Open
Description
- Relates https://github.com/elastic/ingest-dev/issues/5116
- This issue is more about the format of the status not whether it is present.
The easiest way to reproduce this is to work from #8148 which enables running system/metrics
as a Beat receiver. System process metrics are the most reliable way to produce input permission errors to force the input to be degraded.
The starting configuration in elastic-agent.yml is:
outputs:
default:
type: elasticsearch
hosts: [127.0.0.1:9200]
api_key: "example-key"
preset: balanced
inputs:
- type: system/metrics
id: unique-system-metrics-input
data_stream.namespace: default
use_output: default
streams:
- metricsets:
- cpu
data_stream.dataset: system.cpu
- metricsets:
- memory
data_stream.dataset: system.memory
- metricsets:
- network
data_stream.dataset: system.network
- metricsets:
- filesystem
data_stream.dataset: system.filesystem
- metricsets:
- process
data_stream.dataset: system.process
degrade_on_partial: true # Force degraded on permission errors
Then do the following which shows without the otel runtime status reporting works:
sudo ./elastic-agent install --develop --unprivileged -f
sudo elastic-development-agent status
┌─ fleet
│ └─ status: (STOPPED) Not enrolled into Fleet
└─ elastic-agent
├─ status: (DEGRADED) 1 or more components/units in a degraded state
└─ system/metrics-default
├─ status: (HEALTHY) Healthy: communicating with pid '12591'
└─ system/metrics-default-unique-system-metrics-input
└─ status: (DEGRADED) Error fetching data for metricset system.process: error fetching process list: non fatal error; reporting partial metrics: error fetching PID metrics for 517 processes, most likely a "permission denied" error. Enable debug logging to determine the exact cause.
Then switch to the otel runtime with:
outputs:
default:
type: elasticsearch
hosts: [127.0.0.1:9200]
api_key: "example-key"
preset: balanced
inputs:
- type: system/metrics
_runtime_experimental: "otel" # THIS IS THE ONLY CHANGE
id: unique-system-metrics-input
data_stream.namespace: default
use_output: default
streams:
- metricsets:
- cpu
data_stream.dataset: system.cpu
- metricsets:
- memory
data_stream.dataset: system.memory
- metricsets:
- network
data_stream.dataset: system.network
- metricsets:
- filesystem
data_stream.dataset: system.filesystem
- metricsets:
- process
data_stream.dataset: system.process
degrade_on_partial: true
This then shows the input as healthy:
sudo ./elastic-agent install --develop --unprivileged -f
sudo elastic-development-agent status
┌─ fleet
│ └─ status: (STOPPED) Not enrolled into Fleet
└─ elastic-agent
├─ status: (HEALTHY) Running
└─ pipeline:logs/_agent-component/system/metrics-default
├─ status: StatusOK
├─ exporter:elasticsearch/_agent-component/default
│ └─ status: StatusOK
└─ receiver:metricbeatreceiver/_agent-component/system/metrics-default
└─ status: StatusOK
The following log was present showing the error was happening as expected, but the beat status was not updating.

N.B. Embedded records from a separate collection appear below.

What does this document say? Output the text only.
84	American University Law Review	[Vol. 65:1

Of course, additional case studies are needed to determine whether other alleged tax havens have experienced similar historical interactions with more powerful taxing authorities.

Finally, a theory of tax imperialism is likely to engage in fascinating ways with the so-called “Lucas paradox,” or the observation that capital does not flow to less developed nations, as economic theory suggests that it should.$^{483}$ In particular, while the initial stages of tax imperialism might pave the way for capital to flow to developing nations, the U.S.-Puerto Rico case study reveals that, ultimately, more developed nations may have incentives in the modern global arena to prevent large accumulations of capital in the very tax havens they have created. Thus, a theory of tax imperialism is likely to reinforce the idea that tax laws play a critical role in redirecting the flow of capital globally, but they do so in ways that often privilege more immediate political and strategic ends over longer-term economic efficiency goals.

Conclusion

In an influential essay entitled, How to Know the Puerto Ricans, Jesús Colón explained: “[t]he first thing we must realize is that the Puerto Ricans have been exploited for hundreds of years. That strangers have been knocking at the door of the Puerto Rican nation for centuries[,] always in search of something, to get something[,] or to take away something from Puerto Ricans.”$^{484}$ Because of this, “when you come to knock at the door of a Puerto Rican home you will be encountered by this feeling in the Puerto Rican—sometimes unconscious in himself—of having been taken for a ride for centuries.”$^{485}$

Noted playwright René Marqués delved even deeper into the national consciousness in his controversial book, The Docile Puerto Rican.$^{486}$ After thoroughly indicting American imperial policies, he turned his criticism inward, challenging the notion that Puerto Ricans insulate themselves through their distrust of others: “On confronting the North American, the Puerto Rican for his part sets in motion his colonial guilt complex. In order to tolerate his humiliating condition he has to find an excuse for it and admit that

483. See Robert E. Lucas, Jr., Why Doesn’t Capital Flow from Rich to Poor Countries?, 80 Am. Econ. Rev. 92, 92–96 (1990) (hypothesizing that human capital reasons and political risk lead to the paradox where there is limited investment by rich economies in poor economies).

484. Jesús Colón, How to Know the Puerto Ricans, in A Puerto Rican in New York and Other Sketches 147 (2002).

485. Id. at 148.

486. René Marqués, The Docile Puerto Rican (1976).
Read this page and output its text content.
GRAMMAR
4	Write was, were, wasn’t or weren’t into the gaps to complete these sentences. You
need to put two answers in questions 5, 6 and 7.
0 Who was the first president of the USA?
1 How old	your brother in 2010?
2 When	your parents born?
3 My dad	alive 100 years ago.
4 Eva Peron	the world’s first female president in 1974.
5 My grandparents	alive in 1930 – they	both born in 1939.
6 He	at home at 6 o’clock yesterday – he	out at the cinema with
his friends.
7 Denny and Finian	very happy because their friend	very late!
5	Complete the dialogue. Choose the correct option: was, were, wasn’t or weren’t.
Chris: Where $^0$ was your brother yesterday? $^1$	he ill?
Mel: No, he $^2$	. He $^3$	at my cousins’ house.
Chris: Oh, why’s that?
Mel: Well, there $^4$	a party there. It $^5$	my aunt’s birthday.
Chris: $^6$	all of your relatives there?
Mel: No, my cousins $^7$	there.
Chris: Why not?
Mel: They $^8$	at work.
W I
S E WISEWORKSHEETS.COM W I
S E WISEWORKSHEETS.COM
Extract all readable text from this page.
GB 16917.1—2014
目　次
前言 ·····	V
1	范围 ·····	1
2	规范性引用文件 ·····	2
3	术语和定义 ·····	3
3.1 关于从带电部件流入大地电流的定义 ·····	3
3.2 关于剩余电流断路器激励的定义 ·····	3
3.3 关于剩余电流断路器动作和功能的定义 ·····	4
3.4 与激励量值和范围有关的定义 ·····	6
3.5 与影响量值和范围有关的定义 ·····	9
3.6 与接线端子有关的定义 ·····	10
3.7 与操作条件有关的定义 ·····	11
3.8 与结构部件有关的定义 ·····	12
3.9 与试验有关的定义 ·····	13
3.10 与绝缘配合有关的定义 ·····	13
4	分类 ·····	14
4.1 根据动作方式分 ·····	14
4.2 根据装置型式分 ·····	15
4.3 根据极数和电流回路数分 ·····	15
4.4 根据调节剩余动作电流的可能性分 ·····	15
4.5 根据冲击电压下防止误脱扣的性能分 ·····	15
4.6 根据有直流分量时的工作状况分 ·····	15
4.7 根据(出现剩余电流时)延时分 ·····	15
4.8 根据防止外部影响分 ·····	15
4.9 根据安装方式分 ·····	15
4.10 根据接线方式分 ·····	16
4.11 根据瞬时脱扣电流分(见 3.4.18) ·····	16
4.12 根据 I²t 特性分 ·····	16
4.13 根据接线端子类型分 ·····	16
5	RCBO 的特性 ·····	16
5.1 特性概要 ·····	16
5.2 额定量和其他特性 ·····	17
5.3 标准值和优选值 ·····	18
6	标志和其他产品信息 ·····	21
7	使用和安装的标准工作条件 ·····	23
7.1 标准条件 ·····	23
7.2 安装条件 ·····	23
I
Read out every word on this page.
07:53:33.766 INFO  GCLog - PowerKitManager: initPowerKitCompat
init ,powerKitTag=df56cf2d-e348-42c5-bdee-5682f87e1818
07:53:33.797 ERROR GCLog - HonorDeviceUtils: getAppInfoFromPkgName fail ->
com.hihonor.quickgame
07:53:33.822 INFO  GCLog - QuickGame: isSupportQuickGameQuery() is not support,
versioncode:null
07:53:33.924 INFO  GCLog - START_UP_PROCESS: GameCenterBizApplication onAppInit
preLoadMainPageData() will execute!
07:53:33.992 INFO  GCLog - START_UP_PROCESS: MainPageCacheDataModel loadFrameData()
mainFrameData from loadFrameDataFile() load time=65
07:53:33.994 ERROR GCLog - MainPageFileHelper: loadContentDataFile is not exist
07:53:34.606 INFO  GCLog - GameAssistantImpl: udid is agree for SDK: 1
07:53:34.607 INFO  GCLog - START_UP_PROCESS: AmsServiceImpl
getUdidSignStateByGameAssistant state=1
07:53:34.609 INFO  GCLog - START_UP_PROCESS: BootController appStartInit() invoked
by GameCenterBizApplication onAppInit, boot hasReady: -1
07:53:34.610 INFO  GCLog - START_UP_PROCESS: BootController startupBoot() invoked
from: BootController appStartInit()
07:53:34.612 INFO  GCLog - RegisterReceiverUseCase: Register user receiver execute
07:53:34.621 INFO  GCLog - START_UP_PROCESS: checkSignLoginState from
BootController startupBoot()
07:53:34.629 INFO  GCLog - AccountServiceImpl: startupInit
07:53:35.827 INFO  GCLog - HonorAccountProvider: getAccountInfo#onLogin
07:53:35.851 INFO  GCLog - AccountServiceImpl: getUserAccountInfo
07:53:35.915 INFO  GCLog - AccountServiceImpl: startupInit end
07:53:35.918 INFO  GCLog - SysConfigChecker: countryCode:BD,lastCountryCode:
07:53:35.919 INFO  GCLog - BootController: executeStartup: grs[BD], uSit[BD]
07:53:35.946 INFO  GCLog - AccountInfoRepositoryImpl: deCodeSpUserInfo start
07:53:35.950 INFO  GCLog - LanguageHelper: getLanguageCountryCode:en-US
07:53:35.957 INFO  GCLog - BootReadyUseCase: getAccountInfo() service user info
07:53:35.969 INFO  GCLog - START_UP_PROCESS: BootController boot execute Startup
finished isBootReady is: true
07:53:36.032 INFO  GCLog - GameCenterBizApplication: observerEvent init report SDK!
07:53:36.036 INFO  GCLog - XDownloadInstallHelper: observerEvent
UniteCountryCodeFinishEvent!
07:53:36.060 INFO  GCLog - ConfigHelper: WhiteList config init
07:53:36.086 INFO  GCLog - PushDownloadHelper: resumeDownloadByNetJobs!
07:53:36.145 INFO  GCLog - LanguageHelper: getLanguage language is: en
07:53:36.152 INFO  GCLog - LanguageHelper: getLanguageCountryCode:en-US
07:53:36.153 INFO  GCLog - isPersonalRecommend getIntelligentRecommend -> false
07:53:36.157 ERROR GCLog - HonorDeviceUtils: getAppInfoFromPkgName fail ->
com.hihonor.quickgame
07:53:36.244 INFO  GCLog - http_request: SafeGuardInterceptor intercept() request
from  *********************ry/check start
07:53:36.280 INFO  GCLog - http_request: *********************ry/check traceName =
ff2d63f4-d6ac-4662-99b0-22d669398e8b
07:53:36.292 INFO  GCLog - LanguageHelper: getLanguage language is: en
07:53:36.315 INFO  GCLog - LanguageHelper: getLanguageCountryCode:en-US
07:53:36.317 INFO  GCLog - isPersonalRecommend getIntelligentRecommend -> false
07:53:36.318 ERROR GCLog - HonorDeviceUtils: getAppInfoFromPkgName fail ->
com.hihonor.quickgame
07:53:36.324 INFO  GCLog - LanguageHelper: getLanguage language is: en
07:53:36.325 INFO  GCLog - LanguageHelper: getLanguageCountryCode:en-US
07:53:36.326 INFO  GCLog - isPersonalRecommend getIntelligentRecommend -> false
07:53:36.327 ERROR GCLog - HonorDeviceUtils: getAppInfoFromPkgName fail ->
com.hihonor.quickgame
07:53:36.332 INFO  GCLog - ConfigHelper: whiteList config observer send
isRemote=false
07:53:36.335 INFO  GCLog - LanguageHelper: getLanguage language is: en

{"log.level":"error","@timestamp":"2025-05-21T21:02:29.325Z","log.origin":{"function":"github.com/elastic/beats/v7/metricbeat/mb/module.(*metricSetWrapper).handleFetchError","file.name":"module/wrapper.go","file.line":333},"message":"Error fetching data for metricset system.process: error fetching process list: non fatal error; reporting partial metrics: error fetching PID metrics for 521 processes, most likely a \"permission denied\" error. Enable debug logging to determine the exact cause.","log":{"source":"elastic-agent"},"component":{"binary":"metricbeat","dataset":"elastic_agent.metricbeat","id":"system/metrics-default","type":"system/metrics"},"log":{"source":"system/metrics-default"},"service.name":"Craigs-Macbook-Pro.local","ecs.version":"1.6.0","ecs.version":"1.6.0"}
This problem could exist in either the Beat or the Agent, it's unclear what the missing step is currently.